It was supposed to be a reform of a bad piece of legislation that not only muzzled the press but also sent journalists to jail. So say officials in the United Arab Emirates when asked about a new media law that is awaiting approval by Sheikh Khalifa bin Zayed Al Nahyan, the federation’s president.
Much to the officials’ chagrin, however, the pending law has provoked uproar. For in today’s world – and particularly in a country establishing itself as a media and cultural hub – even the local press (the target of the new law) expects nothing less than freedom of speech.
Last week Human Rights Watch added its voice to the chorus of disapproval, charging that the draft still suffered from restrictions on freedom of speech and imposed onerous controls and financial penalties.
The group recognised that the law contained some positive provisions that would help develop a free media in the country. These include a commitment allowing journalists to protect sources and the removal of criminal penalties. But it also pointed to what many journalists consider the main focus of the law: a prohibition on publishing information that could be deemed to harm the national economy or disparage government officials.
The new law has been in the making for years. But it comes at a delicate time, when reporting on the UAE has focused on Dubai’s financial and economic woes. The Dubai government, always sensitive to criticism, has been enraged by the reporting – and it has blamed the press for tarnishing its image.

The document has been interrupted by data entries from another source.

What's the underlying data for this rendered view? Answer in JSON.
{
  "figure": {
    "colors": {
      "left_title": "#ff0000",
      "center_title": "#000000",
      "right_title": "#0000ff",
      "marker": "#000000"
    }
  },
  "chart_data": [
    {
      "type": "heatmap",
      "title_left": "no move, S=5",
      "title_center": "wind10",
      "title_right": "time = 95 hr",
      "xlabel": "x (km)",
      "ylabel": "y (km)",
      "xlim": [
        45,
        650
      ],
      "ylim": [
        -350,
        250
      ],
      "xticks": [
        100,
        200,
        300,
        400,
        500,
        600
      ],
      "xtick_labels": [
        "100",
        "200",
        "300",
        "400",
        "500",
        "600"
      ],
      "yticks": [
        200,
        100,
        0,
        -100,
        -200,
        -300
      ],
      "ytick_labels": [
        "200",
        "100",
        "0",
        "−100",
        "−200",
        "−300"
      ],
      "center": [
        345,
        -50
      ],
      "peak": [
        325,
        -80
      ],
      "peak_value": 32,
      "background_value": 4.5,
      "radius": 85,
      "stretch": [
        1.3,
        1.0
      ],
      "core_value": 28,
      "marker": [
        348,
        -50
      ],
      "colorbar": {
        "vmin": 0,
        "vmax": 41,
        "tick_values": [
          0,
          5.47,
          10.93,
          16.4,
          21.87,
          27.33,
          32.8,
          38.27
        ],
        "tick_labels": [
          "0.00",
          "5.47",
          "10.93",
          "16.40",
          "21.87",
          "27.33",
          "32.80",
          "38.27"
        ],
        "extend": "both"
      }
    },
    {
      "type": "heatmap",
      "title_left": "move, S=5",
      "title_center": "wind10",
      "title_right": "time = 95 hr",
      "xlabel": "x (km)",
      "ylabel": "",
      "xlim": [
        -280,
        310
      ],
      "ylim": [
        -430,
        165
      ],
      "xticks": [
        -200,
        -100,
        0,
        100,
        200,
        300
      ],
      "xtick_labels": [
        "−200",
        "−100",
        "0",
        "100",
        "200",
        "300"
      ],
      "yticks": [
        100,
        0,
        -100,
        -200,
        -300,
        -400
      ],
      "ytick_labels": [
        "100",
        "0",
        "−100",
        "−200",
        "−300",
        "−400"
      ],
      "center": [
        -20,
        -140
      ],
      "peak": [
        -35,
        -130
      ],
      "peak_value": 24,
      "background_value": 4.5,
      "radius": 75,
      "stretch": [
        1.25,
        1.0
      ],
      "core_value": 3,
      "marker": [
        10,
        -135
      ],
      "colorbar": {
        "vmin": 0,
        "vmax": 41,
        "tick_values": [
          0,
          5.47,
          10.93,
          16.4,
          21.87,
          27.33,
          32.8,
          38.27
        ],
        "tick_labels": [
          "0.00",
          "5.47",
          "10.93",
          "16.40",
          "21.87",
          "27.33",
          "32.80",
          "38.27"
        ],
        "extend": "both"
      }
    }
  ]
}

True, the new law does not compare badly by regional standards. But that is not saying much. In much of the Middle East the media is seen as a threat that should be suppressed, not promoted.
In Iran, Roxana Saberi, a US-Iranian journalist, was sentenced at the weekend to eight years in jail on charges of espionage, and she is not the first journalist to suffer such a fate. In Syria, the media is prohibited from reporting on topics of “national security” or “national unity”, which, in practice, means anything of which the government does not approve.
In Saudi Arabia, the press is considered “a tool to educate the masses, propagate government views and promote national unity”, according to Freedom House, a US-based watchdog. Even in Qatar, where broadcaster al-Jazeera is given freedom to criticise other governments, the press is shackled by direct and indirect censorship.
As control of the media has slipped with a proliferation of satellite channels and the internet, some governments are declaring war on blogs and are busily blocking political websites. Even more egregious was last year’s move by Arab League information ministers (with a few abstentions) to approve a charter that targets satellite broadcasting – mainly al-Jazeera – by banning content that damages “social peace and national unity”.
In a region where even leaders now publicly bemoan political divisions, the charter astonishingly says the practice of freedom should protect the higher interests of the “Arab nation”.
Sadly, a free press would be an anomaly in the existing Arab political order, in which the pursuit of democracy has been regressing, at times dramatically.
Indeed, in some parts of the region, elections are tools by which leaders legitimise their prolonged rule, rather than means by which voters choose their governments. The recent Algerian presidential poll, which handed Abdelaziz Bouteflika a third term in office, was a case in point.
But, while the state can still stage-manage elections, controlling the free flow of information has become much harder, whatever laws are in place.
New websites appear as fast as others disappear, and even political campaigns can be organised through Facebook, as shown by the April 6 youth movement in Egypt.
Whether in the UAE or elsewhere, governments that seek to stifle the press do so at their own peril. The outcome will not be a mature and reliable press, the often stated objective of restrictions, but quite the opposite.